The rise and fall of Consilient technology
Our research involved conducting a case study of Consilient Technologies based in Newfoundland and Labrador, one of the most geographically distant and economically underdeveloped provinces of Canada. In 2020 and 2022, we conducted 28 semi-structured interviews with Consilient founders, former Consilient employees, investors, industry experts, government officials and board members.
Founded in 2000, Consilient developed direct-to-mobile email delivery software to deal with compatibility issues with email and telephone systems in the emerging wireless mobile device market. One of its key partners was Research in Motion, the manufacturer of the BlackBerry smartphone.
(AP Photo/dapd, Oliver Lang)
Then, Newfoundland and Labrador has sought to diversify its economywhich was highly dependent on resource-based industries. The technology sector was dominated by small consulting firms, and Consilient was one of the few firms developing its own products, expanding into international markets and showing significant growth potential.
However, attributable to a lack of local funding sources, Consilient relied heavily on grants and loans from federal and provincial governments to finance its development, with direct financial support totaling tens of millions of dollars.
The company quickly grew to roughly 100 employees and previously opened international offices in Silicon Valley and Singapore ceasing operations in 2008. Its failure was quickly met with criticism that the public money received to support its development was a waste of taxpayers’ money.
Consilient wave effect
Over time, it became clear that the government’s financial support for Consilient had not been wasted: its failure helped seed the province’s fledgling tech ecosystem.
Consilient has turn out to be a magnet for software engineers, attracting young, inexperienced, technology-trained graduates, many of whom would otherwise have left the province.
Former employees we interviewed said they were drawn to the “cool” and “cutting-edge” technology, the global reach of the company and its work environment, and the opportunity to achieve latest expertise, skills and knowledge. Consilient developed employed talents and provided employees with opportunities for rapid profession development as much as management positions.
Our research found that after Consilient closed, most employees moved to other local tech firms that desired to hire them for their skills and knowledge. Many former employees have gone on to hitch Verafin, the most significant technology company to emerge from Newfoundland’s entrepreneurial ecosystem.

(Shutterstock)
At the time of its closure, Consilient Verafin had 35 employees, making it one of the larger technology firms in the ecosystem.
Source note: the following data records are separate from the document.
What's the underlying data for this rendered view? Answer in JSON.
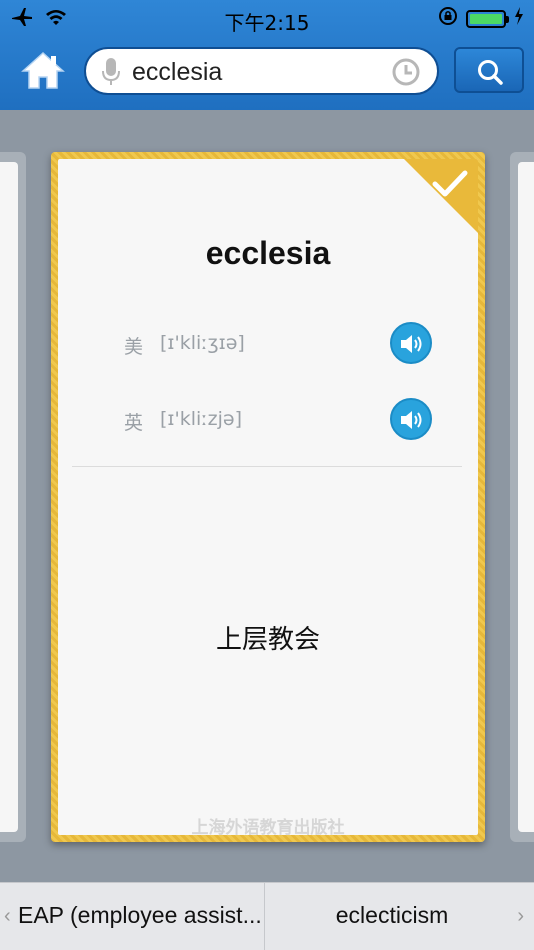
{
  "status_bar": {
    "time": "下午2:15"
  },
  "search": {
    "value": "ecclesia",
    "placeholder": ""
  },
  "card": {
    "word": "ecclesia",
    "pronunciations": [
      {
        "label": "美",
        "ipa": "[ɪ'kliːʒɪə]"
      },
      {
        "label": "英",
        "ipa": "[ɪ'kliːzjə]"
      }
    ],
    "meaning": "上层教会",
    "publisher": "上海外语教育出版社"
  },
  "bottom_nav": {
    "prev_label": "EAP (employee assist...",
    "next_label": "eclecticism"
  },
  "colors": {
    "header_blue": "#2f86d6",
    "card_border_gold": "#e9b93a",
    "speaker_blue": "#29a3dd",
    "battery_green": "#4cd964"
  },
  "icons": [
    "airplane-icon",
    "wifi-icon",
    "lock-rotation-icon",
    "battery-icon",
    "charging-icon",
    "home-icon",
    "microphone-icon",
    "history-icon",
    "search-icon",
    "checkmark-icon",
    "speaker-icon"
  ]
}
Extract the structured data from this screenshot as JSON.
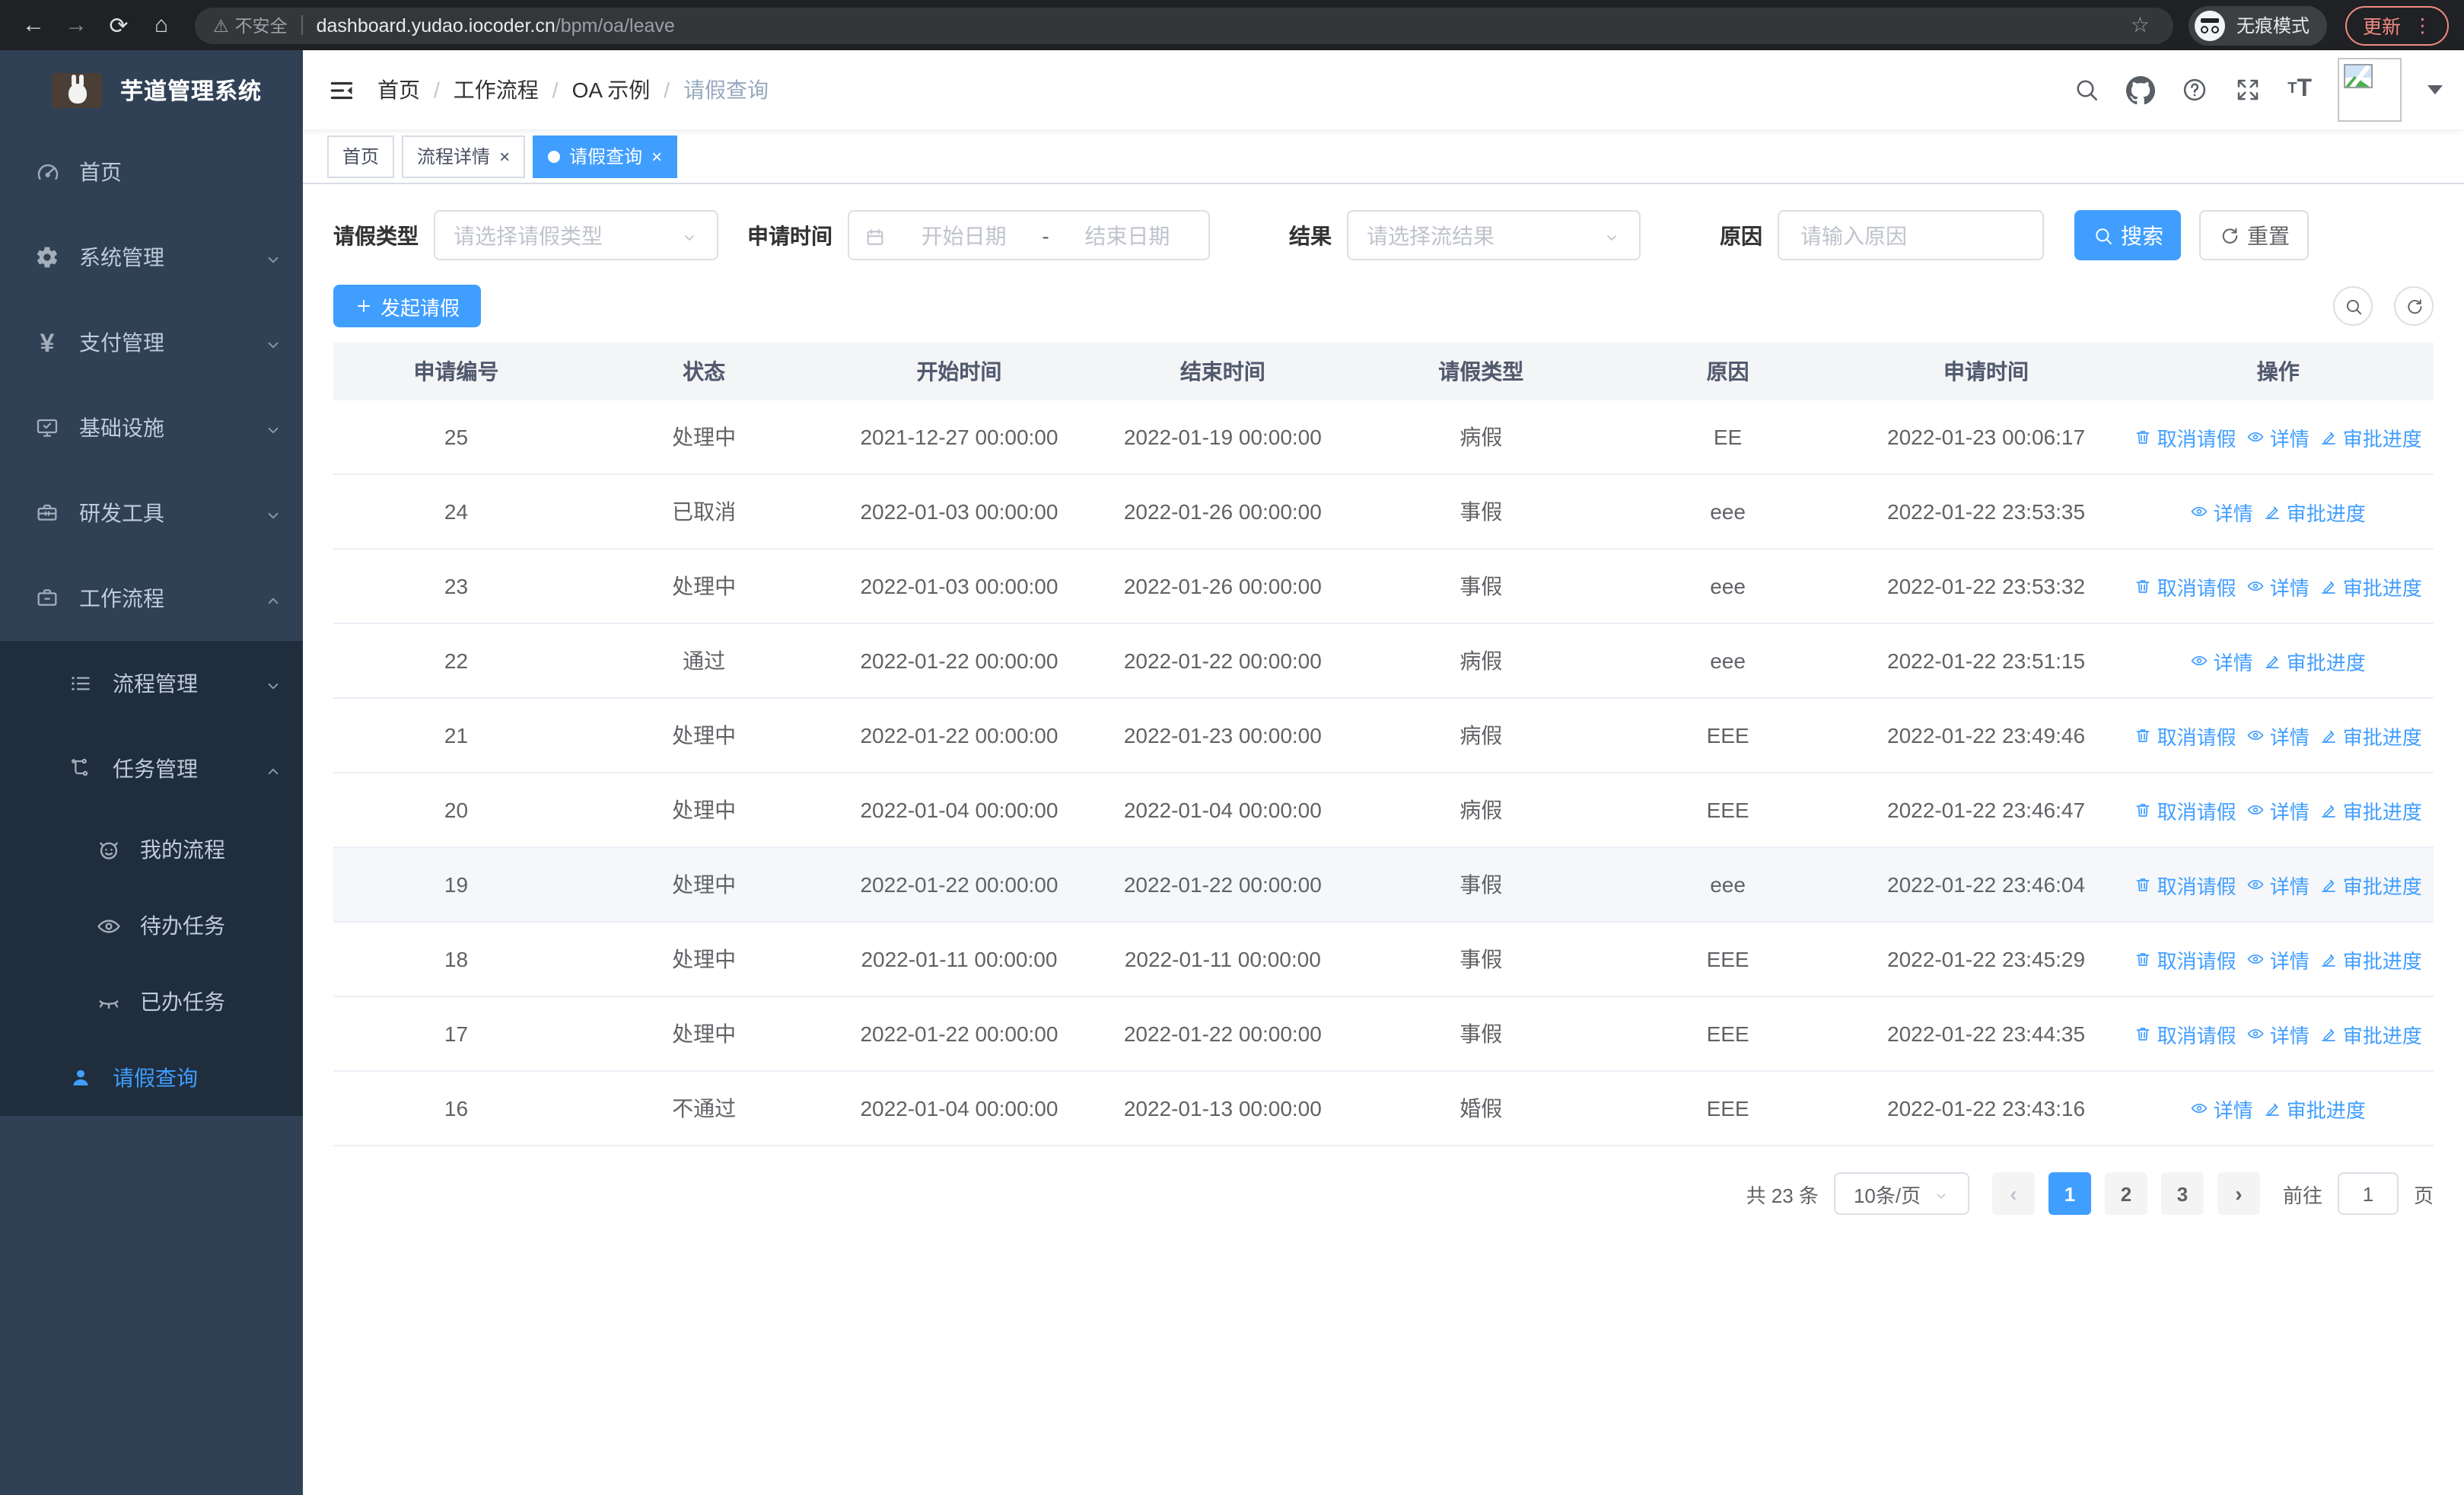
{
  "icons": {
    "back": "←",
    "forward": "→",
    "reload": "⟳",
    "home": "⌂",
    "star": "☆",
    "warning": "⚠",
    "dots": "⋮",
    "close": "×",
    "yen": "¥",
    "prev": "‹",
    "next": "›",
    "font_t_small": "T",
    "font_t_big": "T"
  },
  "browser": {
    "insecure_label": "不安全",
    "url_host": "dashboard.yudao.iocoder.cn",
    "url_path": "/bpm/oa/leave",
    "incognito_label": "无痕模式",
    "update_label": "更新"
  },
  "sidebar": {
    "title": "芋道管理系统",
    "items": {
      "home": "首页",
      "system": "系统管理",
      "pay": "支付管理",
      "infra": "基础设施",
      "dev": "研发工具",
      "workflow": "工作流程",
      "process": "流程管理",
      "task": "任务管理",
      "my_process": "我的流程",
      "todo": "待办任务",
      "done": "已办任务",
      "leave": "请假查询"
    }
  },
  "header": {
    "breadcrumb": [
      "首页",
      "工作流程",
      "OA 示例",
      "请假查询"
    ],
    "breadcrumb_separator": "/"
  },
  "tabs": {
    "items": [
      {
        "label": "首页"
      },
      {
        "label": "流程详情"
      },
      {
        "label": "请假查询"
      }
    ]
  },
  "filter": {
    "type_label": "请假类型",
    "type_placeholder": "请选择请假类型",
    "time_label": "申请时间",
    "start_placeholder": "开始日期",
    "range_separator": "-",
    "end_placeholder": "结束日期",
    "result_label": "结果",
    "result_placeholder": "请选择流结果",
    "reason_label": "原因",
    "reason_placeholder": "请输入原因",
    "search_label": "搜索",
    "reset_label": "重置"
  },
  "toolbar": {
    "create_label": "发起请假"
  },
  "table": {
    "columns": [
      "申请编号",
      "状态",
      "开始时间",
      "结束时间",
      "请假类型",
      "原因",
      "申请时间",
      "操作"
    ],
    "actions": {
      "cancel": "取消请假",
      "detail": "详情",
      "progress": "审批进度"
    },
    "rows": [
      {
        "id": "25",
        "status": "处理中",
        "start": "2021-12-27 00:00:00",
        "end": "2022-01-19 00:00:00",
        "type": "病假",
        "reason": "EE",
        "apply": "2022-01-23 00:06:17"
      },
      {
        "id": "24",
        "status": "已取消",
        "start": "2022-01-03 00:00:00",
        "end": "2022-01-26 00:00:00",
        "type": "事假",
        "reason": "eee",
        "apply": "2022-01-22 23:53:35"
      },
      {
        "id": "23",
        "status": "处理中",
        "start": "2022-01-03 00:00:00",
        "end": "2022-01-26 00:00:00",
        "type": "事假",
        "reason": "eee",
        "apply": "2022-01-22 23:53:32"
      },
      {
        "id": "22",
        "status": "通过",
        "start": "2022-01-22 00:00:00",
        "end": "2022-01-22 00:00:00",
        "type": "病假",
        "reason": "eee",
        "apply": "2022-01-22 23:51:15"
      },
      {
        "id": "21",
        "status": "处理中",
        "start": "2022-01-22 00:00:00",
        "end": "2022-01-23 00:00:00",
        "type": "病假",
        "reason": "EEE",
        "apply": "2022-01-22 23:49:46"
      },
      {
        "id": "20",
        "status": "处理中",
        "start": "2022-01-04 00:00:00",
        "end": "2022-01-04 00:00:00",
        "type": "病假",
        "reason": "EEE",
        "apply": "2022-01-22 23:46:47"
      },
      {
        "id": "19",
        "status": "处理中",
        "start": "2022-01-22 00:00:00",
        "end": "2022-01-22 00:00:00",
        "type": "事假",
        "reason": "eee",
        "apply": "2022-01-22 23:46:04"
      },
      {
        "id": "18",
        "status": "处理中",
        "start": "2022-01-11 00:00:00",
        "end": "2022-01-11 00:00:00",
        "type": "事假",
        "reason": "EEE",
        "apply": "2022-01-22 23:45:29"
      },
      {
        "id": "17",
        "status": "处理中",
        "start": "2022-01-22 00:00:00",
        "end": "2022-01-22 00:00:00",
        "type": "事假",
        "reason": "EEE",
        "apply": "2022-01-22 23:44:35"
      },
      {
        "id": "16",
        "status": "不通过",
        "start": "2022-01-04 00:00:00",
        "end": "2022-01-13 00:00:00",
        "type": "婚假",
        "reason": "EEE",
        "apply": "2022-01-22 23:43:16"
      }
    ]
  },
  "pagination": {
    "total_label": "共 23 条",
    "page_size": "10条/页",
    "pages": [
      "1",
      "2",
      "3"
    ],
    "goto_label": "前往",
    "goto_value": "1",
    "unit_label": "页"
  },
  "colors": {
    "primary": "#409eff",
    "sidebar_bg": "#304156",
    "submenu_bg": "#1f2d3d",
    "update_accent": "#f28b82"
  }
}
Verafin was a huge success and it was acquired by Nasdaq for $2.75 billion in 2020.
Some former Consilient employees we talked to have began their very own firms. Despite the closure, the company is setting a strong example for aspiring entrepreneurs, showing what will be achieved in the technology sector.
Key lessons from Consilient’s history
Our case study has two implications for governments. First, if governments intend to offer financial support to modern enterprises, they need to be prepared for the failure of some of these enterprises. Such programs will not be 100% effective.
Second, governments should recognize that even firms that fail can still generate positive economic outcomes. The funds Consilient received were invested in the skills and competencies of its employees, who then moved on to other firms in the ecosystem, contributing to their success.
While these advantages are not easily quantifiable, the overwhelming consensus in the Newfoundland and Labrador tech startup community is that the returns on government investment in Consilient have been positive. However, there is a key caveat: this is not a carte blanche for governments to offer massive support to businesses.
Consilient’s positive impact on the Newfoundland and Labrador entrepreneurial ecosystem was attributable to the incontrovertible fact that it was a globally focused, technology-intensive company that provided wealthy learning experiences for its employees.
Governments must subsequently select the types of businesses to support, basing their investment decisions on the characteristics of the businesses that, if unsuccessful, would still have a positive impact on the Canadian economy.